Mais pour consommer, même si on peut emprunter facilement, il faut un ingrédient particulier ; la sensation d’être riche. C’est ce qui va générer :

LES BULLES SPECULATIVES ;

Raisonnement de base aux USA ; faire circuler un maximum d’argent pour créer de la richesse car le peuple américain veut s’enrichir pour profiter de la vie.

Effectivement, l’économie américaine est beaucoup plus flexible que l’Européenne. Quand l’activité des sociétés chute, grande facilité de licenciements, corollaire quand l’activité reprend, embauche en masse. En Europe, il est plus difficile de licencier et l’adaptation de l’économie est plus rigide.

Les Allemands ont un très mauvais souvenir de l’inflation de l’entre-deux-guerres et en ont une sainte horreur. Ils ont transmis cette idéologie à la Banque Centrale Européenne pour qui, le credo est la lutte contre l’inflation et pas la création de croissance (de richesse).

On a donc d’un côté la FED (banque centrale des USA) et le Trésor américain qui sont à fond pour la croissance et qui prêtent de l’argent pas cher aux banques qui le redistribue sous forme de prêts (mais à taux variable = PIEGE) aux citoyens américains mais le prix à payer est de l’inflation (comme il y a beaucoup d’acheteurs, les vendeurs augmentent leurs tarifs pour gagner plus d’argent) et de l’autre la BCE qui ne veut pas voir l’inflation de la zone EURO dépasser les 2% annuels et qui prête de l’argent aux banques européennes à 4,5% contre 2% pour la FED.  Et donc l’argent placé en Europe, rapporte plus que celui placé aux USA, c’est ce qui a fait que l’euro est monté sur plusieurs années, de 0,8 dollars à 1,6 en juillet août dernier

Pour TRICHET, une banque centrale doit s’occuper de l’inflation et les inégalités sociales dues à la cherté de l’argent sont du ressort des gouvernements.

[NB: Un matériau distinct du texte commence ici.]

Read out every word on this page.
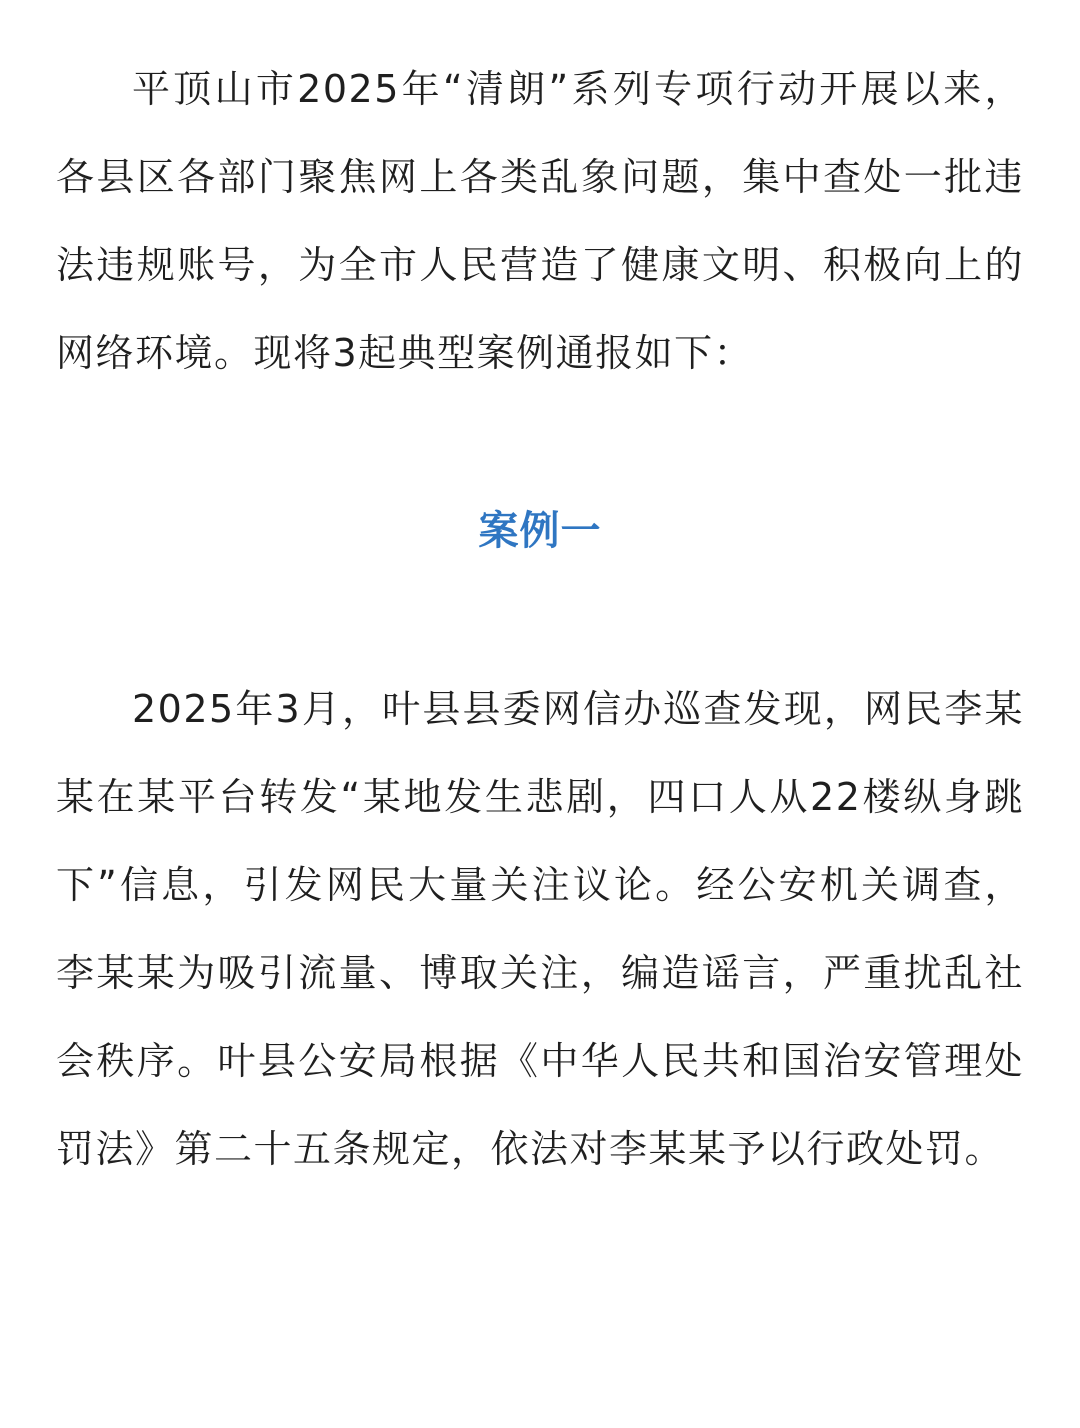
平顶山市2025年“清朗”系列专项行动开展以来，各县区各部门聚焦网上各类乱象问题，集中查处一批违法违规账号，为全市人民营造了健康文明、积极向上的网络环境。现将3起典型案例通报如下：

案例一

2025年3月，叶县县委网信办巡查发现，网民李某某在某平台转发“某地发生悲剧，四口人从22楼纵身跳下”信息，引发网民大量关注议论。经公安机关调查，李某某为吸引流量、博取关注，编造谣言，严重扰乱社会秩序。叶县公安局根据《中华人民共和国治安管理处罚法》第二十五条规定，依法对李某某予以行政处罚。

Argent facile car l’emprunter ne coûte pas cher = consommation + immobilier = création d’emplois (taux de chômage à 4,5 à 5% contre 10% en France il y a un à deux ans).

Ce qui s’est passé aux USA avant 2000 :

Les sociétés cotées en bourse voient augmenter chiffres d’affaires (CA) et bénéfices et le cours des actions en Bourse augmente ; tout le monde veut s’enrichir, ils achètent des actions et la spirale haussière s’enclenche. Plus il y a d’acheteurs d’actions en Bourse, plus le cours des actions augmente, plus les citoyens américains se sentent riches et plus ils consomment à crédit, on a donc une bulle financière (la Bourse) et une bulle bancaire (les banques gagnent de plus en plus d’argent grâce au crédit).

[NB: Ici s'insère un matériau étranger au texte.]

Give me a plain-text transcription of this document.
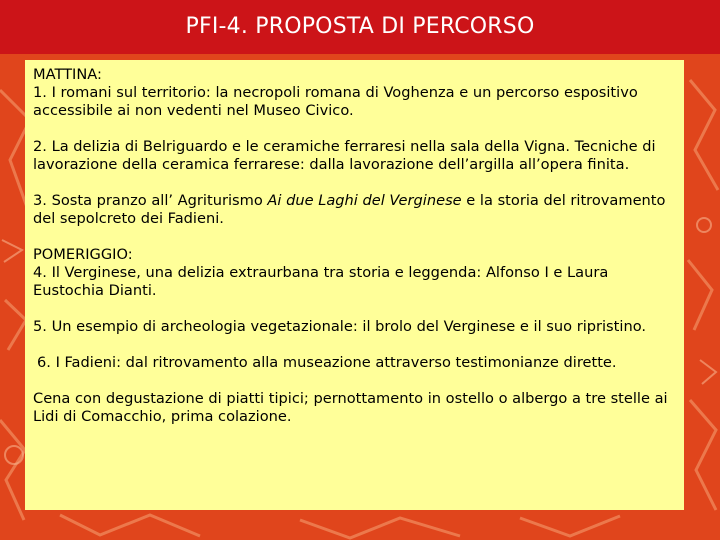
PFI-4. PROPOSTA DI PERCORSO

MATTINA:

1. I romani sul territorio: la necropoli romana di Voghenza e un percorso espositivo accessibile ai non vedenti nel Museo Civico.

2. La delizia di Belriguardo e le ceramiche ferraresi nella sala della Vigna. Tecniche di lavorazione della ceramica ferrarese: dalla lavorazione dell’argilla all’opera finita.

3. Sosta pranzo all’ Agriturismo Ai due Laghi del Verginese e la storia del ritrovamento del sepolcreto dei Fadieni.

POMERIGGIO:

4. Il Verginese, una delizia extraurbana tra storia e leggenda: Alfonso I e Laura Eustochia Dianti.

5. Un esempio di archeologia vegetazionale: il brolo del Verginese e il suo ripristino.

6. I Fadieni: dal ritrovamento alla museazione attraverso testimonianze dirette.

Cena con degustazione di piatti tipici; pernottamento in ostello o albergo a tre stelle ai Lidi di Comacchio, prima colazione.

C’est le premier bi-turbo boursier bancaire. Et comme les sociétés vendent de plus en plus, le  CA et les bénéfices augmentent alimentant la spirale haussière de la Bourse. Puis en 2000, les nouvelles technologies émergent avec des introductions en bourse. C’était folie tout le monde achetait n’importe quelle action, sans penser aux fondamentaux économiques. Même les sociétés, au lieu d’injecter les bénéfices dans l’amélioration de l’outil de production, l’injectaient dans le système financier, ça rapportait beaucoup plus. Pendant ce temps-là, avec le crédit facile, l’immobilier décollait avec des prix qui augmentaient tranquillement.

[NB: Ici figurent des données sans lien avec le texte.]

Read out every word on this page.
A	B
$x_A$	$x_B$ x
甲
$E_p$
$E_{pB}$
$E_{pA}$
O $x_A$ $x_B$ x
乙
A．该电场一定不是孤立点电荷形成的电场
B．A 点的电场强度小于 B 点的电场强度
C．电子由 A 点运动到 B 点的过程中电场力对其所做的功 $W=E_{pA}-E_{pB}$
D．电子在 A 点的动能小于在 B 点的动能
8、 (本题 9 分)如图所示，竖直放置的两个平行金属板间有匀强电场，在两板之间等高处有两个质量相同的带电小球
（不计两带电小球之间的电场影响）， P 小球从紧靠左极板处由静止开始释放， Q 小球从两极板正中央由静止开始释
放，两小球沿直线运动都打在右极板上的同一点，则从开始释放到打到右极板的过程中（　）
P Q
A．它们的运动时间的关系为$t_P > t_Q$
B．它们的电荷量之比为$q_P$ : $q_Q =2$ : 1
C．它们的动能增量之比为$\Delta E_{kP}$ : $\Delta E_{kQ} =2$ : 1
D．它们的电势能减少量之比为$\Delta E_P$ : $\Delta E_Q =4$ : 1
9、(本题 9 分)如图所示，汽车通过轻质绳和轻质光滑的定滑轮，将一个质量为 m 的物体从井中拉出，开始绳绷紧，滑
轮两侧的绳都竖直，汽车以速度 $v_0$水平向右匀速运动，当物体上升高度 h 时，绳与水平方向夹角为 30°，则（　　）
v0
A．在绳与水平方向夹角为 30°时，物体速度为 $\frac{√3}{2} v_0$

Quand les cours boursiers ont été trop hauts et, que l’on s’est aperçu que les sociétés basées sur les technologies de l’information ne rapportaient pas toute autant d’argent que ça, les institutionnels ont vendu leurs actions, d’autres se sont laissé avoir en les achetant; le cours des actions TECHNO est parti en chute libre entraînant dans son sillage le reste de la Bourse américaine. C’était le KRACH boursier américain de 2000 qui s’est étendu aux autres places boursières mondiales.

Pour éviter que cela n’aille plus mal, la FED en quelques mois a baissé ses taux de 6,5% à 3,5%. Après les évènements du 11 septembre 2001, pour éviter une récession économique due au manque de confiance des citoyens américains dans leur système, la FED a encore abaissé ses taux à 1% en juillet 2003 et ceci pendant plus d’un an (le plus bas depuis 50 ans) et corrigé de l ‘inflation réelle, le taux à court terme était négatif (en dollars constants, on remboursait moins que ce que l’on avait emprunté).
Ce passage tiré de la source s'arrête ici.